Now let's look at the improved version which has all of these changes included:
While line graphs and scatter plots are for continuous variables, if you have a variable that's discontinuous, you need a different kind of figure. Remember that a continuous variable can fall anywhere within a certain range. A discontinuous, or discrete, variable doesn't have a range; instead, discontinuous variable fit into categories. For example blood type (O, A, B, or AB), hair color (blond, brown, or red), and age brackets (11-20, 21-30, and 31-40) are all discontinuous variables. Think of these as being like buckets that all the data points are sorted into: every data point going into one bucket, and there are no data points left out or set between the buckets.
Bar graphs are used when you want to provide a visual representation of the relationship between one continuous variable and one discontinuous variable. Usually the discontinuous variable is the dependent variable (although not always), and it is placed on the x-axis. The continuous variable is plotted on the y-axis, and bars are used to plot the data.
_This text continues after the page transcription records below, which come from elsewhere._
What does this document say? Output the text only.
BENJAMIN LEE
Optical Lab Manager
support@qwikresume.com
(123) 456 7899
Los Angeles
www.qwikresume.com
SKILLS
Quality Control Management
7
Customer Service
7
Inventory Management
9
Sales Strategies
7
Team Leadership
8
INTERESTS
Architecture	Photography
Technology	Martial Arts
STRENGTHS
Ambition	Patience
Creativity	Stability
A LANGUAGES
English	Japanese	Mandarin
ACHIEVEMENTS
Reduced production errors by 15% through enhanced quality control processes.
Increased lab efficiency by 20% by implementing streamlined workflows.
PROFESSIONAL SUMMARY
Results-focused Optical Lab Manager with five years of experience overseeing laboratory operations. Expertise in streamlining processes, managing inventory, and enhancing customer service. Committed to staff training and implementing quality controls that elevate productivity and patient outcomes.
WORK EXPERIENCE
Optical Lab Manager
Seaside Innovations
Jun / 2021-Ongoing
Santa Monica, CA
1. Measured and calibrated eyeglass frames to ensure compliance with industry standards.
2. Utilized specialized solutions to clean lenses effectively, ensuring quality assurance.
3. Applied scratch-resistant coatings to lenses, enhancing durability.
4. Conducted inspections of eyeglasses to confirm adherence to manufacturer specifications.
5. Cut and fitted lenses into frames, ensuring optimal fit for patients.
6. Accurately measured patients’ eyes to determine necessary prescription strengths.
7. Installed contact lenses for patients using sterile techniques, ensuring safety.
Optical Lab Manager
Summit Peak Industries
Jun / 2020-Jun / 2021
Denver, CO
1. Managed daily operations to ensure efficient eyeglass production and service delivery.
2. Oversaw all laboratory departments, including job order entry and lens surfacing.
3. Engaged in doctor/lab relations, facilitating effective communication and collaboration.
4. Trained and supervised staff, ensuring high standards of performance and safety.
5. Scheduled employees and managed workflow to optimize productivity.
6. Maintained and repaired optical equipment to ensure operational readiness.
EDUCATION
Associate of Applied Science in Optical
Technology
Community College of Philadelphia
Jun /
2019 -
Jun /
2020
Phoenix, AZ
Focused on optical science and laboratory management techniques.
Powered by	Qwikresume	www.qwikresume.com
For example, if I want to show the relationship between GPA (a continuous variable) and the age of students by school year (a discontinuous variable), I can make a bar graph:
Parts of a bar graph
A bar graph will have the same parts as a line graph or scatter plot, including a title, axes, axis labels, a legend, and an origin.
Scale and readability
As with other types of graphs, it's important to pay attention to the scale on a bar graph. Leaving out the zero or stretching the y-axis too far can distort data, making your findings seem either bigger or less significant than they actually are.
Readability is also an important issue for bar graphs, which, in addition to the issues listed above for line graphs, come with their own challenges. Chief among these problems is sizing and shading the bars. Placing the bars too close together or two far apart can make graphs difficult to read, as can using crazy shadings or colors to fill in the bars. Take a look at how hard this graph is to understand:
Setting the bars apart and using shading instead of wacky patterns will help make your bar graph easy to read. It's also a good idea to avoid using effects like shadowing or 3-D bars, which won't add anything to the substance of your argument but can easily confuse readers.
Horizontal bar graphs
When you have a large number of bars, it can be easier to put the discontinuous variable on the y-axis. For example, in this graph that shows commute time by city, the names of the cities are places horizontally in order to show the trend upwards:
Pie charts are used to show percentages of a whole by dividing up a circle into slices that represent the relative sizes of each data group. Here's an example of a pie chart that shows where high school students go after graduation:
Pie charts are common in many forms of media, including website and newspaper articles, but are rarely needed in scientific articles. For example, the data in Fig. 8 could easily be included in a table or even in the text (e.g., "After graduation, 42% of student planned to attend college, 32% planned to start non-college training, 14% had job offers, and 12% had no plans.").
Figures are one of the most important tools in an academic writer's
toolbox. They allow you to quickly and succinctly communicate data and ideas to the reader in a way that's memorable and easy to understand, but they only work when you take the time to ensure that they're done right.